I didn't really pay attention at the assembly. I don't even remember what they told us. We were all to head to our next class, and mine was lunch. All of the tvs in the school - one in each classroom and a bunch in the lunch room - were turned on to the news. It was when I walked into the lunch room, and saw, live, the second plane crash into the other tower, that my heart stopped and I realized this was real. Everything stopped then. Everyone gathered around the tvs, watching, whispering to each other.
It was when the plane hit the Pentagon that we were called back to the auditorium for another assembly.
You see, I went to high school in Severn, Maryland, only about thirty miles or so from Washington, DC. About fifteen percent of the student body, including me, were children of military families. Some of these parents worked at the Pentagon. I had a cousin who worked at the Pentagon, and if my dad had still been in the military, he very well could have been there. Some of the other students lost a great deal of family at the Pentagon, and some even lost family at the WTCs.
During the course of the assembly, they decided to send us home. The counselors were on standby in the hallway, watching us as we left the auditorium. Those counsellors were really incredible. Mine saw me, in shock as I walked along, and she quickly tugged me out of the flow of students and said "Who do you know that works there?" I'll never forget the look on that woman's face. She guided me back to her office to call my mom, and she stayed with me until I was okay to go outside and wait for my mom.

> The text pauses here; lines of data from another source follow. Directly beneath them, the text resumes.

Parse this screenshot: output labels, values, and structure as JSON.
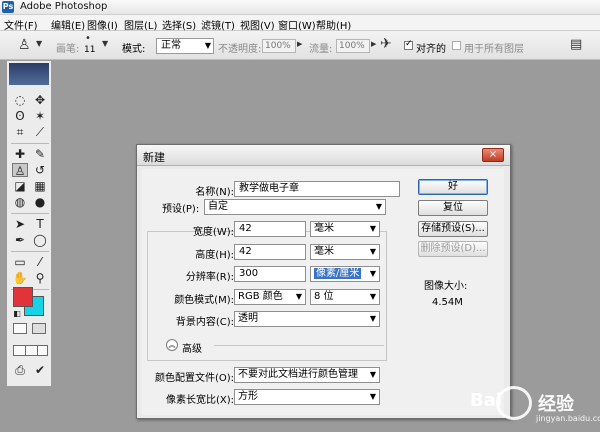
{
  "window": {
    "title": "Adobe Photoshop",
    "icon": "ps-icon"
  },
  "menubar": [
    "文件(F)",
    "编辑(E)",
    "图像(I)",
    "图层(L)",
    "选择(S)",
    "滤镜(T)",
    "视图(V)",
    "窗口(W)",
    "帮助(H)"
  ],
  "options": {
    "brush_label": "画笔:",
    "brush_size": "11",
    "mode_label": "模式:",
    "mode_value": "正常",
    "opacity_label": "不透明度:",
    "opacity_value": "100%",
    "flow_label": "流量:",
    "flow_value": "100%",
    "aligned_label": "对齐的",
    "aligned_checked": true,
    "all_layers_label": "用于所有图层",
    "all_layers_checked": false
  },
  "dialog": {
    "title": "新建",
    "close": "×",
    "name_label": "名称(N):",
    "name_value": "教学做电子章",
    "preset_label": "预设(P):",
    "preset_value": "自定",
    "width_label": "宽度(W):",
    "width_value": "42",
    "width_unit": "毫米",
    "height_label": "高度(H):",
    "height_value": "42",
    "height_unit": "毫米",
    "resolution_label": "分辨率(R):",
    "resolution_value": "300",
    "resolution_unit": "像素/厘米",
    "color_mode_label": "颜色模式(M):",
    "color_mode_value": "RGB 颜色",
    "bit_depth": "8 位",
    "bg_label": "背景内容(C):",
    "bg_value": "透明",
    "advanced_label": "高级",
    "profile_label": "颜色配置文件(O):",
    "profile_value": "不要对此文档进行颜色管理",
    "aspect_label": "像素长宽比(X):",
    "aspect_value": "方形",
    "buttons": {
      "ok": "好",
      "reset": "复位",
      "save_preset": "存储预设(S)...",
      "delete_preset": "删除预设(D)..."
    },
    "image_size_label": "图像大小:",
    "image_size_value": "4.54M"
  },
  "watermark": {
    "brand": "Bai",
    "brand2": "经验",
    "sub": "jingyan.baidu.com"
  },
  "colors": {
    "foreground": "#e2323a",
    "background": "#18d2e7",
    "dialog_bg": "#f0f0f0",
    "canvas_bg": "#9b9b9b"
  }
}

I was numb as I walked down the street to where she was stuck in the long line of cars coming in to collect the other students. I sank down into the passenger seat, unsure what to say, what to do, how I was supposed to feel. Mom reached out and we hugged each other and cried. When we got home, the tv was left on the news and we watched things unfold throughout the day. We called my cousin's wife and found out that he was out on the aircraft carrier and not at the Pentagon. When we heard that it was terrorists, we knew what this meant. We were a military family, after all, and my dad flew in Desert Storm back in 1991. We knew war was coming for us once again. Even at 14, I understood that this would be the new Pearl Harbor.
Eight years later. It doesn't feel like eight years. Parts of that day are so fuzzy now, but I remember certain parts like they were yesterday.
How about you? Where were you that day?
I didn't really pay attention at the assembly. I don't even remember what they told us. We were all to head to our next class, and mine was lunch. All of the tvs in the school - one in each classroom and a bunch in the lunch room - were turned on to the news. It was when I walked into the lunch room, and saw, live, the second plane crash into the other tower, that my heart stopped and I realized this was real. Everything stopped then. Everyone gathered around the tvs, watching, whispering to each other.
It was when the plane hit the Pentagon that we were called back to the auditorium for another assembly.
You see, I went to high school in Severn, Maryland, only about thirty miles or so from Washington, DC. About fifteen percent of the student body, including me, were children of military families. Some of these parents worked at the Pentagon. I had a cousin who worked at the Pentagon, and if my dad had still been in the military, he very well could have been there. Some of the other students lost a great deal of family at the Pentagon, and some even lost family at the WTCs.
During the course of the assembly, they decided to send us home. The counselors were on standby in the hallway, watching us as we left the auditorium. Those counsellors were really incredible. Mine saw me, in shock as I walked along, and she quickly tugged me out of the flow of students and said "Who do you know that works there?" I'll never forget the look on that woman's face. She guided me back to her office to call my mom, and she stayed with me until I was okay to go outside and wait for my mom.
I was numb as I walked down the street to where she was stuck in the long line of cars coming in to collect the other students. I sank down into the passenger seat, unsure what to say, what to do, how I was supposed to feel. Mom reached out and we hugged each other and cried. When we got home, the tv was left on the news and we watched things unfold throughout the day. We called my cousin's wife and found out that he was out on the aircraft carrier and not at the Pentagon. When we heard that it was terrorists, we knew what this meant. We were a military family, after all, and my dad flew in Desert Storm back in 1991. We knew war was coming for us once again. Even at 14, I understood that this would be the new Pearl Harbor.
Eight years later. It doesn't feel like eight years. Parts of that day are so fuzzy now, but I remember certain parts like they were yesterday.
How about you? Where were you that day?